Третьим призраком был Аввакум Захов. Выскользнув рано утром из своей квартиры на втором этаже, он бесшумно спускался по лестнице. высокий, в черной широкополой шляпе, в просторном легком черном пальто, худой и мрачный, с горящим, сверкающим взглядом, он походил в это время на загадочного посетителя больного Моцарта, которого он побудил написать себе ..Реквием». Выйдя из дому, Аввакум медленным широким шагом направлялся в сосновую рощу. Заложив за спину длинные руки, слегка сгорбившись, но держа голову прямо, он обходил все просеки. Он нисколько не был похож на человека, который пришел сюда, чтобы в полном уединении любоваться природой, чтобы дать отдохнуть глазам и мозгу, — он ничего не замечал, ни на то не обращал внимания. Не был он похож и на прежнего Аввакума, способного решать в уме сложные математические задачи, в любых условиях строить самые невероятные на первый взгляд гипотезы, потому что не было заметно, что он над чем-то глубоко задумывается. Он скорее напоминал собой рабочего человека, которого оторвали от верстака и вытолкали из мастерской, чтоб он отдохнул, подышал свежим воздухом, хотя в сущности он нисколько не испытывал усталости и лучшего воздуха, чем воздух мастерской, для него не существовало. Человек этот просто не знал, чем утолить привычный, неизбывный голод своих рук, он мучился, слонялся как неприкаянный. Подобное же происходило и с Аввакумом, но только для него это было куда более мучительно, потому что не руки остались без привычного дела, а его деятельный, активный ум.

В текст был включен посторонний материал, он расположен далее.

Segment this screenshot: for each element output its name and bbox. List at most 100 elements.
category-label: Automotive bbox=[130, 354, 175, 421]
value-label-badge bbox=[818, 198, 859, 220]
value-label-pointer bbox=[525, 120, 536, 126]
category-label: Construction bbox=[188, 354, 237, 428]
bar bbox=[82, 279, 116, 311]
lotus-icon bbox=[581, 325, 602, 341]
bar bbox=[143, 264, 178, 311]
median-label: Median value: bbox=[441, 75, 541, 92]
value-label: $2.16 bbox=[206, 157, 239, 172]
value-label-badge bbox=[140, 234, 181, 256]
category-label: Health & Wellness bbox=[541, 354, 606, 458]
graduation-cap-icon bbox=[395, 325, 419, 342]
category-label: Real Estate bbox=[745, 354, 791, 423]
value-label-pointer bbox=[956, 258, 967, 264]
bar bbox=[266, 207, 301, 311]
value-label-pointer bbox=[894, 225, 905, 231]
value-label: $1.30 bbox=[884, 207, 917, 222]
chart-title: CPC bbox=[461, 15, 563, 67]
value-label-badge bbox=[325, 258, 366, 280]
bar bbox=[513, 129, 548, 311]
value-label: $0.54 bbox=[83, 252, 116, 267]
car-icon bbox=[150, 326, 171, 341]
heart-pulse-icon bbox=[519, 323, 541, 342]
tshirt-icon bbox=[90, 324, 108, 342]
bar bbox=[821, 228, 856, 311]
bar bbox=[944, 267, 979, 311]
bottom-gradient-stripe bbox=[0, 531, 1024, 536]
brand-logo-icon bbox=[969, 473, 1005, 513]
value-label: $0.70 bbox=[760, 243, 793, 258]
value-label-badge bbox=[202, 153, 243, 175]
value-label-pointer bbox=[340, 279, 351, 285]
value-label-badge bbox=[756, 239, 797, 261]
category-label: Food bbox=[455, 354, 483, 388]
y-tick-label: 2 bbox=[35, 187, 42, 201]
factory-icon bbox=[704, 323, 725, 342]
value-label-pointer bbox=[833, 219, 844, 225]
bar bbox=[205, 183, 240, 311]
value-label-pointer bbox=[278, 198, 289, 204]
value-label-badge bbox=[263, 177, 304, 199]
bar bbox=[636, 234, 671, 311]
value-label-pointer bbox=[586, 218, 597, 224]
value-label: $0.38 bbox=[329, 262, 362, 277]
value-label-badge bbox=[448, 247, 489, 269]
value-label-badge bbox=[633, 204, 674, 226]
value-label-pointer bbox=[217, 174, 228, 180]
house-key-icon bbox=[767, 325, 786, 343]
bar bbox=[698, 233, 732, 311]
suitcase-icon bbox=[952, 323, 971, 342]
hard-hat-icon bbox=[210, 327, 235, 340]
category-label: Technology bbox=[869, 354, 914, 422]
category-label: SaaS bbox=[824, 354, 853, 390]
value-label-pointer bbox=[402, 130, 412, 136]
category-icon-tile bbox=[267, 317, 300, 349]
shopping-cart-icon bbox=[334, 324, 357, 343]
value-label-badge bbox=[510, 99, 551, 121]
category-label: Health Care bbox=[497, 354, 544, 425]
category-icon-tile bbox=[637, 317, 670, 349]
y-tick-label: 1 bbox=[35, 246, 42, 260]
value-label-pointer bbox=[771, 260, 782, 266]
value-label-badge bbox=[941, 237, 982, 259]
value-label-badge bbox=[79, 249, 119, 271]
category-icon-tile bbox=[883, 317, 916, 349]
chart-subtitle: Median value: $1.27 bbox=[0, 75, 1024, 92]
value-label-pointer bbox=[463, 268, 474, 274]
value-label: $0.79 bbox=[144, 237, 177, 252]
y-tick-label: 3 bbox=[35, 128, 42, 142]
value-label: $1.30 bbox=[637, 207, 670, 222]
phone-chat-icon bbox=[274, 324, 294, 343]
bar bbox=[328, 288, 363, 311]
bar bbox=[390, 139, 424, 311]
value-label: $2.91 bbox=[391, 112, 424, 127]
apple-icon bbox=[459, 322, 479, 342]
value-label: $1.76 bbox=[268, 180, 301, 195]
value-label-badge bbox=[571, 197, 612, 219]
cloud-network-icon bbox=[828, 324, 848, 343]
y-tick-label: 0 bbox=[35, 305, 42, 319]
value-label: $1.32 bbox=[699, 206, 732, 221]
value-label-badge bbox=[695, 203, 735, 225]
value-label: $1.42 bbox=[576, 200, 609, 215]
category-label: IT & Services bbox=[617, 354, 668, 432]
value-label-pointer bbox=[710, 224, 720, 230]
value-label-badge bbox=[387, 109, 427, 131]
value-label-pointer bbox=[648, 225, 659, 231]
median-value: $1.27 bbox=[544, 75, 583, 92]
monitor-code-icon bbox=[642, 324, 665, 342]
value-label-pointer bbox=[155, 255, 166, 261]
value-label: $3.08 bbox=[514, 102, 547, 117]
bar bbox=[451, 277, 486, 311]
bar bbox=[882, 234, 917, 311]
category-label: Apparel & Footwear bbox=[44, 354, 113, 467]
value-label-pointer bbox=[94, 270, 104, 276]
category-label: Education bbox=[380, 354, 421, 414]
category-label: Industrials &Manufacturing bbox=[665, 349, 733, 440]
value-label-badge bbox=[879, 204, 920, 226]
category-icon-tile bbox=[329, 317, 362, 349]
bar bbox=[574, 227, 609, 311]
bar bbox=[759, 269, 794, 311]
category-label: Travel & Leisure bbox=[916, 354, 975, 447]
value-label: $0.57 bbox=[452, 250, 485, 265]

Мучительность его нынешнего состояния усиливалась еще и одиночеством. Странный и трудно объяснимый парадокс — общительный по природе, Аввакум вел совершенно отшельнический образ жизни. У него была тьма знакомых, особенно среди художников и музейных работников, — они все как один признавали, что он человек высокой культуры. все отмечали ею эрудицию, говорили, какой он интересный и приятный человек. Он был желанным гостем в любой компании, его все зазывали к себе, рады были сидеть с ним рядом за столом, зная, какой он остроумный собеседник, и время в его обществе летело незаметно. Аввакум умел развлечь общество всевозможными фокусами — с картами, со спичками, монетами, великолепно рассказывал анекдоты, был просто неутомим. Одинаково легко и живо он мог вести разговор об импрессионистах — он их обожал — и о значении гравитационного поля для теории относительности.